Imagine having southern resident orcas as regular visitors to Bellingham’s revitalized waterfront. What can we do to encourage that future? In Of Orcas and Men: What Killer Whales Can Teach Us, investigative journalist David Neiwert’s exploration of orcas provides just the right blend of cultural history, environmental reporting and scientific research to inform this vision.
The Southern Resident orca pods tend to travel around the inland waterways of Puget Sound, the Strait of Juan de Fuca, and southern Georgia Strait. They are the only killer whale population listed as endangered; as of April 2016, there were 83 residents in the J, K, and L pods that make up the southern residents (or 84 if Lolita, the L pod orca confined at the Miami Seaquarium, is included). Learn the names and histories of individual whales at http://www.Orcanetwork.org, which maintains information about pod structure, family histories and births and deaths of southern residents.
Neiwert interviewed scientists, advocates, environmentalists and caretakers about the factors most impacting southern resident orcas health and well-being. Chief among them is the availability of Chinook salmon these whales focus on almost exclusively as a summer food source. Improving onshore salmon habitats, dam reversals like the Elwha, and a commitment to sustainable fishing are all actions that improve chances for our local orcas.

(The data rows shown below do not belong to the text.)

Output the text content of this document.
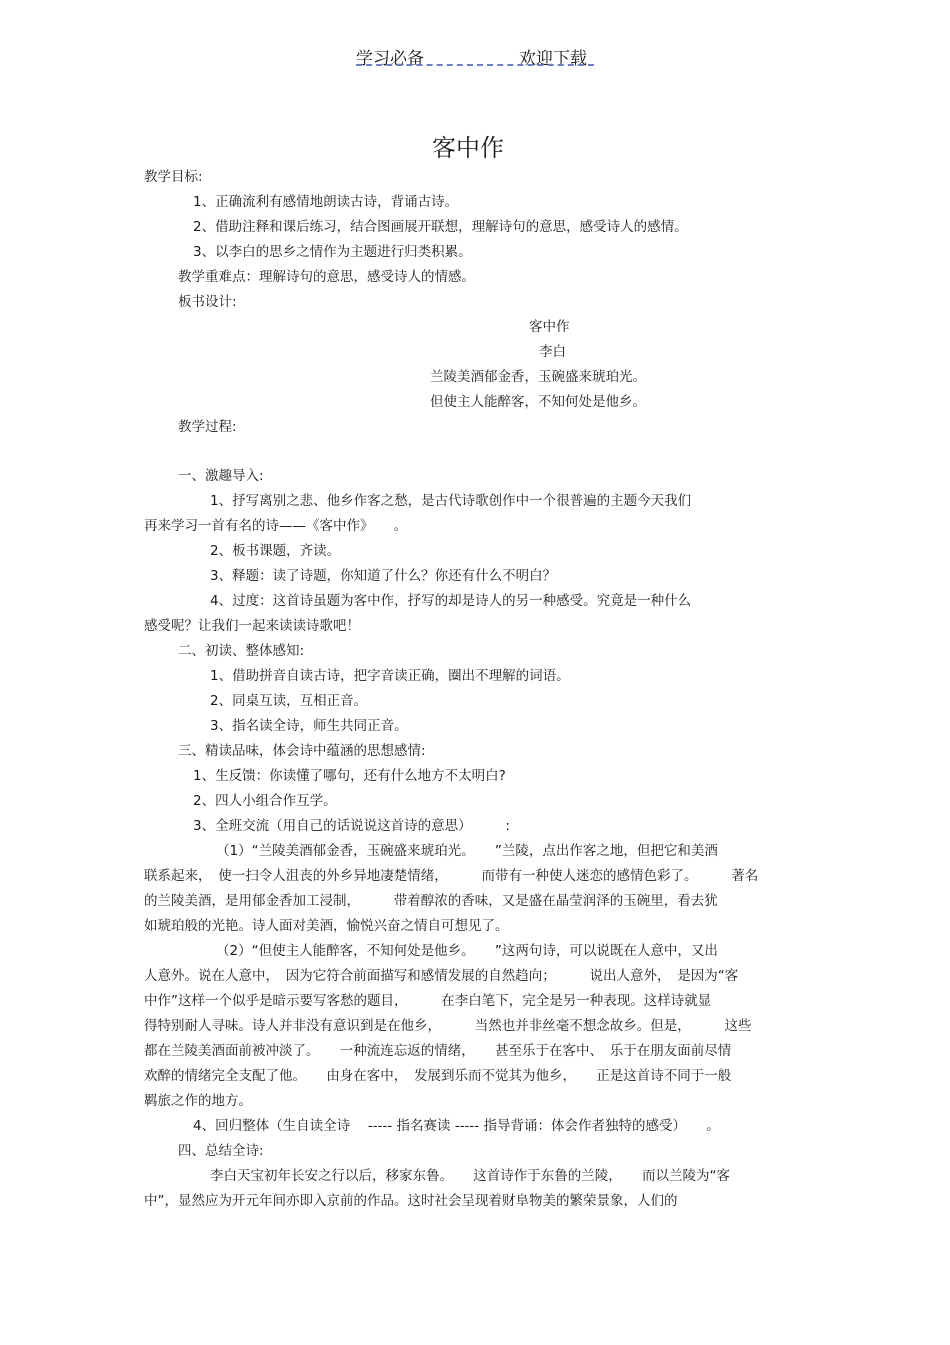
学习必备	欢迎下载
客中作
教学目标:
1、正确流利有感情地朗读古诗，背诵古诗。
2、借助注释和课后练习，结合图画展开联想，理解诗句的意思，感受诗人的感情。
3、以李白的思乡之情作为主题进行归类积累。
教学重难点：理解诗句的意思，感受诗人的情感。
板书设计:
客中作
李白
兰陵美酒郁金香，玉碗盛来琥珀光。
但使主人能醉客，不知何处是他乡。
教学过程:
一、激趣导入:
1、抒写离别之悲、他乡作客之愁，是古代诗歌创作中一个很普遍的主题今天我们
再来学习一首有名的诗——《客中作》　　。
2、板书课题，齐读。
3、释题：读了诗题，你知道了什么？你还有什么不明白？
4、过度：这首诗虽题为客中作，抒写的却是诗人的另一种感受。究竟是一种什么
感受呢？让我们一起来读读诗歌吧！
二、初读、整体感知:
1、借助拼音自读古诗，把字音读正确，圈出不理解的词语。
2、同桌互读，互相正音。
3、指名读全诗，师生共同正音。
三、精读品味，体会诗中蕴涵的思想感情:
1、生反馈：你读懂了哪句，还有什么地方不太明白?
2、四人小组合作互学。
3、全班交流（用自己的话说说这首诗的意思）　　　:
（1）“兰陵美酒郁金香，玉碗盛来琥珀光。　　”兰陵，点出作客之地，但把它和美酒
联系起来，　使一扫令人沮丧的外乡异地凄楚情绪，　　　而带有一种使人迷恋的感情色彩了。　　　著名
的兰陵美酒，是用郁金香加工浸制，　　　带着醇浓的香味，又是盛在晶莹润泽的玉碗里，看去犹
如琥珀般的光艳。诗人面对美酒，愉悦兴奋之情自可想见了。
（2）“但使主人能醉客，不知何处是他乡。　　”这两句诗，可以说既在人意中，又出
人意外。说在人意中，　因为它符合前面描写和感情发展的自然趋向；　　　说出人意外，　是因为“客
中作”这样一个似乎是暗示要写客愁的题目，　　　在李白笔下，完全是另一种表现。这样诗就显
得特别耐人寻味。诗人并非没有意识到是在他乡，　　　当然也并非丝毫不想念故乡。但是，　　　这些
都在兰陵美酒面前被冲淡了。　　一种流连忘返的情绪，　　甚至乐于在客中、　乐于在朋友面前尽情
欢醉的情绪完全支配了他。　　由身在客中，　发展到乐而不觉其为他乡，　　正是这首诗不同于一般
羁旅之作的地方。
4、回归整体（生自读全诗　 ----- 指名赛读 ----- 指导背诵：体会作者独特的感受）　　。
四、总结全诗:
李白天宝初年长安之行以后，移家东鲁。　　这首诗作于东鲁的兰陵，　　而以兰陵为“客
中”，显然应为开元年间亦即入京前的作品。这时社会呈现着财阜物美的繁荣景象，人们的
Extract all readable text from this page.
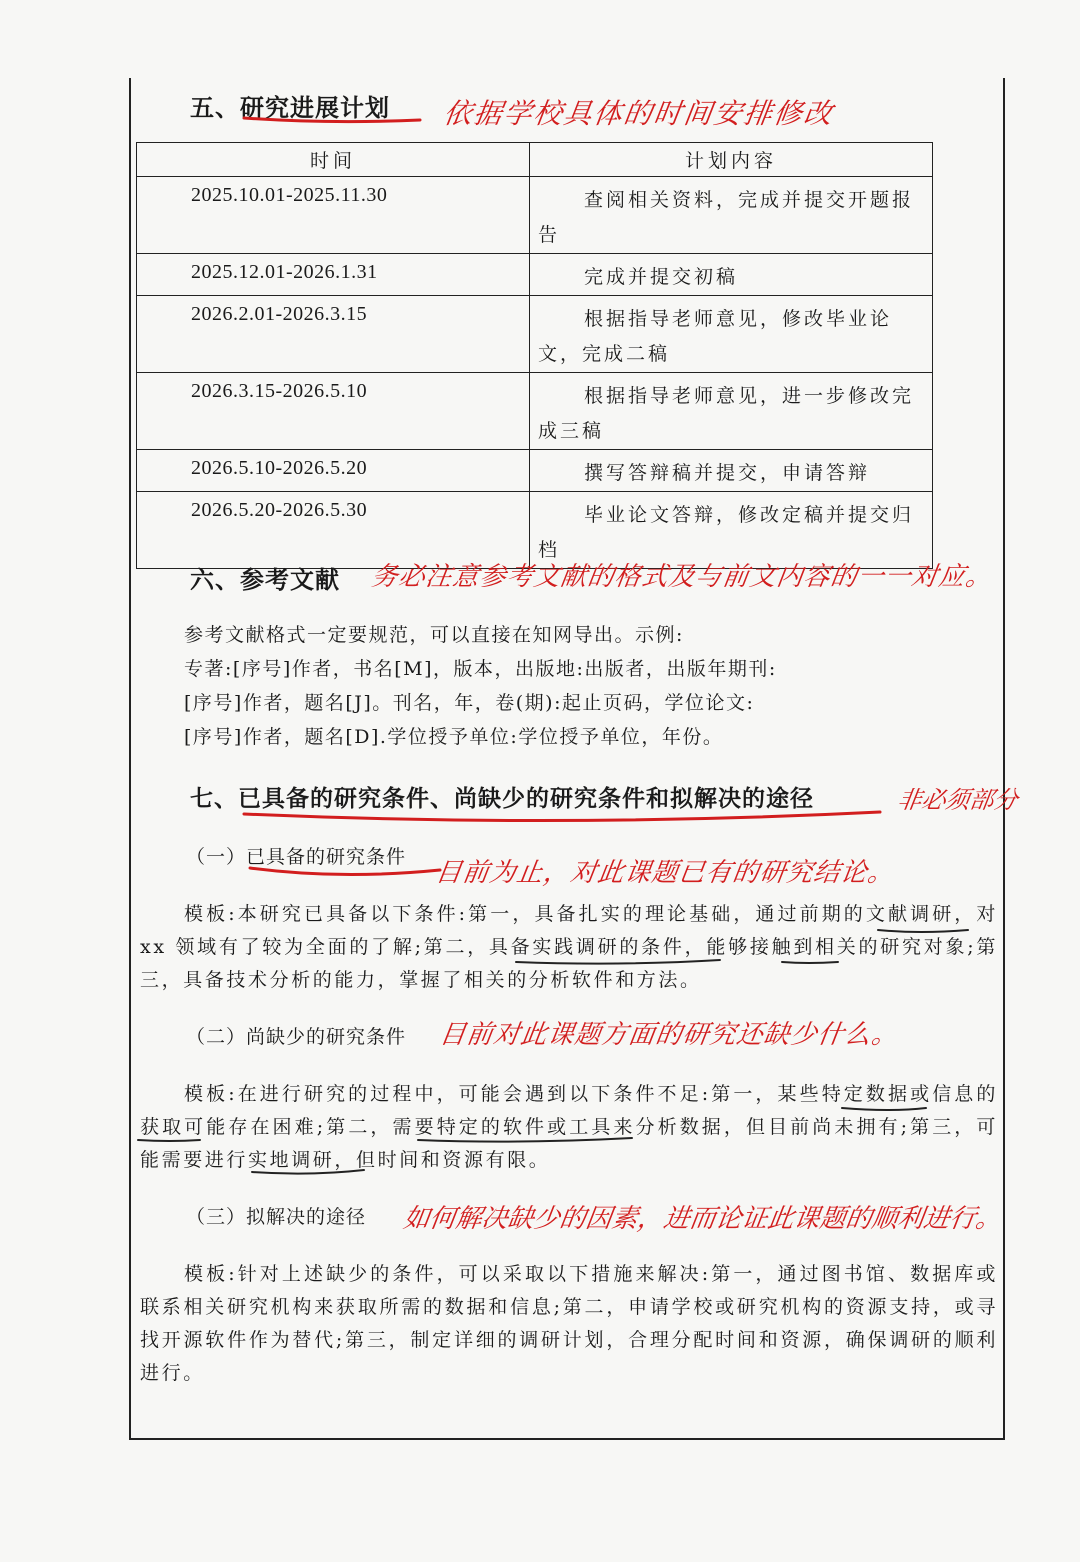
五、研究进展计划 依据学校具体的时间安排修改
时间	计划内容
2025.10.01-2025.11.30	查阅相关资料，完成并提交开题报告
2025.12.01-2026.1.31	完成并提交初稿
2026.2.01-2026.3.15	根据指导老师意见，修改毕业论文，完成二稿
2026.3.15-2026.5.10	根据指导老师意见，进一步修改完成三稿
2026.5.10-2026.5.20	撰写答辩稿并提交，申请答辩
2026.5.20-2026.5.30	毕业论文答辩，修改定稿并提交归档
六、参考文献 务必注意参考文献的格式及与前文内容的一一对应。
参考文献格式一定要规范，可以直接在知网导出。示例:
专著:[序号]作者，书名[M]，版本，出版地:出版者，出版年期刊:
[序号]作者，题名[J]。刊名，年，卷(期):起止页码，学位论文:
[序号]作者，题名[D].学位授予单位:学位授予单位，年份。
七、已具备的研究条件、尚缺少的研究条件和拟解决的途径	非必须部分
（一）已具备的研究条件
目前为止，对此课题已有的研究结论。

模板:本研究已具备以下条件:第一，具备扎实的理论基础，通过前期的文献调研，对 xx 领域有了较为全面的了解;第二，具备实践调研的条件，能够接触到相关的研究对象;第三，具备技术分析的能力，掌握了相关的分析软件和方法。

（二）尚缺少的研究条件 目前对此课题方面的研究还缺少什么。

模板:在进行研究的过程中，可能会遇到以下条件不足:第一，某些特定数据或信息的获取可能存在困难;第二，需要特定的软件或工具来分析数据，但目前尚未拥有;第三，可能需要进行实地调研，但时间和资源有限。

（三）拟解决的途径 如何解决缺少的因素，进而论证此课题的顺利进行。

模板:针对上述缺少的条件，可以采取以下措施来解决:第一，通过图书馆、数据库或联系相关研究机构来获取所需的数据和信息;第二，申请学校或研究机构的资源支持，或寻找开源软件作为替代;第三，制定详细的调研计划，合理分配时间和资源，确保调研的顺利进行。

Toxins represent another major threat; Northwest killer whales are among the most contaminated marine mammals in the world, with high levels of the insecticide DDT, PBDEs (used in flame retardants), and PCBs found in their tissues, sometimes in such high concentrations that deceased orcas must be disposed of in hazardous waste sites. Toxins reduce immune function, making them vulnerable to disease, and can impair their ability to reproduce.
Underwater noise and harassment by vessels are other factors found to be stressing native orcas; with summer boating season underway, it is a timely reminder that Washington state law makes it unlawful to approach within 200 yards of a southern resident whale.
Why is it that this particular type of whale has captured human interest and emotional connection? Orcas have inspired reverence and informed the myths and stories of people native to the Pacific Northwest for more than 1,000 years. Consider the popularity of killer whale exhibits and attractions at water theme parks like SeaWorld, and the resulting interest in protecting orcas from such a fate raised by popular films like Free Willy and Blackfish.
Neiwert writes that orcas “challenge the longstanding belief that humans are the planet’s only intelligent occupants,” and that they share an emotional intelligence similar (and perhaps more refined) than that of humans.
Which brings us to the subtitle—what can killer whales teach us? Orcas are hard-wired for social life at a level that dwarfs the comparatively loose social ties of humans. Orcas stay with their mothers for life. Pods travel, eat and sleep together.
Because of this close reliance, Neiwert points out that empathy becomes an “evolutionary advantage” for orcas. In the words of Temple Grandin (bestselling author of Animals in Translation and Animals Make Us Human), “Human beings need to learn from and understand the cooperative nature of orca society. Everyone who is interested in both animal and human behavior should read this remarkable book.”
Lisa Gresham is the Collection Support Manager for Whatcom County Library System.